GEORGE TOWN, Jan 15 — Penang may soon impose limits to wall murals within the George Town World Heritage site to protect its coveted Unesco status.

The city, which has become known as a “city of wall murals”, has seen a sudden increase in the number of paintings and art installations in public areas in recent years, many of which were not approved by the local authorities.

Though the authorities have so far allowed these expressions of creativity, the George Town World Heritage Inc (GTWHI) has decided to set up a committee to assess the appropriateness of further murals within the heritage zone.

“The setting up of this committee is to ensure that premise owners within the heritage zone comply with existing regulations to apply for approval before putting up wall murals or art works in public areas,” said GTWHI general manager Lim Chooi Ping.

She added that, currently, many public wall murals and artwork have sprouted within the heritage zone, mostly inspired by Lithuanian street artist Ernest Zacharevic’s highly popular street art.

“Unfortunately, many of these ‘artists’ do not follow the local authorities’ guidelines and regulations such as needing to apply for approval before installing the artwork,” she said in a telephone interview with The Malay Mail Online.

Zacharevic’s wall art reached international acclaim after his wall mural series, which includes the iconic “laughing children on a bicycle”, was introduced as part of the George Town Festival 2012.

Now, aside from his evocative murals adding an arty feel to the inner city, many other aspiring artists and building owners have jumped on the bandwagon to paint their own wall murals, some to promote their business and others as a creative external décor.

Though GTWHI does not intend to remove the existing murals and artwork, including those without permits from the local authorities, it hoped the committee would be able to control the practice from getting out of hand.

“Our job is to protect our Outstanding Universal Value (OUV) and our heritage status so we need to ensure that these wall murals do not get out of hand,” she said.

Since this deals with art, Lim said the committee would be made up of experts in the art industry.

“They will evaluate the appropriateness of the proposed artwork, whether it is suitable for the heritage site or not, before allowing it to be put up,” she said.

The decision to set up the committee was just recently made so GTWHI has yet to appoint any committee members or finalise the full scope of the committee.

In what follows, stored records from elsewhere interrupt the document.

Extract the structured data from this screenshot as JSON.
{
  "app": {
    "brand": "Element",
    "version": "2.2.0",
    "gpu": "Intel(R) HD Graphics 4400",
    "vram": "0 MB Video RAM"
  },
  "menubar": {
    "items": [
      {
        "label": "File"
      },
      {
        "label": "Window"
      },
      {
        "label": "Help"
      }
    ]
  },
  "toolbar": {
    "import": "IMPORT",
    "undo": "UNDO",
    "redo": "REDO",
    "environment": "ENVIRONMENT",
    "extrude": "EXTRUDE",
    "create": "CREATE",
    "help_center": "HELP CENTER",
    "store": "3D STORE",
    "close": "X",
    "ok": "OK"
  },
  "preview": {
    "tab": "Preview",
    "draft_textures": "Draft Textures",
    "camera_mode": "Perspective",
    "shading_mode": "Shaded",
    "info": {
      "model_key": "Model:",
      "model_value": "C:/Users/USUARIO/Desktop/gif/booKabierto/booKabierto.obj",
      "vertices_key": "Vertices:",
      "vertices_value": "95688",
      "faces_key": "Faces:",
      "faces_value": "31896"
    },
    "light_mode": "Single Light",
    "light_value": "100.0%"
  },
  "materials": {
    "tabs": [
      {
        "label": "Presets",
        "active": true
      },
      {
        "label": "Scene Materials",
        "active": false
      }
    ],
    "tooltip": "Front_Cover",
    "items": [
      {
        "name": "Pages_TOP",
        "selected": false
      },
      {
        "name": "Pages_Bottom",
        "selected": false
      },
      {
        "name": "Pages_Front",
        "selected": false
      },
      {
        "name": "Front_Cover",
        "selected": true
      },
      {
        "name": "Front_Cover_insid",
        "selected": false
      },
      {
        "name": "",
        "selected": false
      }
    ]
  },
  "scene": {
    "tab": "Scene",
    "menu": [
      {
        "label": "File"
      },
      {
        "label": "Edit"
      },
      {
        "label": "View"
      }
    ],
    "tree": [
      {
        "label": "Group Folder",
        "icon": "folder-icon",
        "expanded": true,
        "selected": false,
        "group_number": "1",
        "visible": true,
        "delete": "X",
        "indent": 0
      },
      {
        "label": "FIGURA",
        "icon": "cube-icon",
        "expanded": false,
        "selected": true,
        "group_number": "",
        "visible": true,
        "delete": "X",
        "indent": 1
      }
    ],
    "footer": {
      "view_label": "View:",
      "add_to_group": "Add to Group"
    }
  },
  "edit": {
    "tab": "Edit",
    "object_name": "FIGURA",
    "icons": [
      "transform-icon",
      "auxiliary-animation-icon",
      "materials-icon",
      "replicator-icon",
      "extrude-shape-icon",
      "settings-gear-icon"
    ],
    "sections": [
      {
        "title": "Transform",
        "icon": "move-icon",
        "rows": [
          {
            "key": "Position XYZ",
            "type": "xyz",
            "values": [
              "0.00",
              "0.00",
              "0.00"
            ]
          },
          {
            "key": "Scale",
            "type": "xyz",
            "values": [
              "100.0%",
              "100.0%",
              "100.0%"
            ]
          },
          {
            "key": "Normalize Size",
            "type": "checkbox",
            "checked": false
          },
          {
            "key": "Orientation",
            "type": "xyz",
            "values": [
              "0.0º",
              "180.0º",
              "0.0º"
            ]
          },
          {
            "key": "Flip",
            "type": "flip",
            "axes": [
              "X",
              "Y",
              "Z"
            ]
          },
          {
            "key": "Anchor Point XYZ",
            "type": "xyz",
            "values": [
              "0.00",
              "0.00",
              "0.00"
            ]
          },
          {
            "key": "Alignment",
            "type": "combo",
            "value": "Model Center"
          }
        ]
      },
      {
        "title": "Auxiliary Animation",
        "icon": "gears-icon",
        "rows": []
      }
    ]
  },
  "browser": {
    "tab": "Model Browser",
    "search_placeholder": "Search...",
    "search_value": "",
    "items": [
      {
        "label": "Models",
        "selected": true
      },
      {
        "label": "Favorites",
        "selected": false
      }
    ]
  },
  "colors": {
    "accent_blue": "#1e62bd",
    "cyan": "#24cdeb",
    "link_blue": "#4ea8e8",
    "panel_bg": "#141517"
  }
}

“We hope this committee will also be able to encourage premise owners and artists to comply with the local authorities’ criteria before putting up their art work,” she said.

She also urged all parties interested in putting up wall murals and art installations in public spaces within the heritage zone to first talk to GTWHI.

“Just come and talk to us first. We are not restricting all artwork but we want it all to be done in a proper manner in compliance with the council’s criteria as we too have to follow strict regulations by Unesco or we risk losing our heritage status,” she said.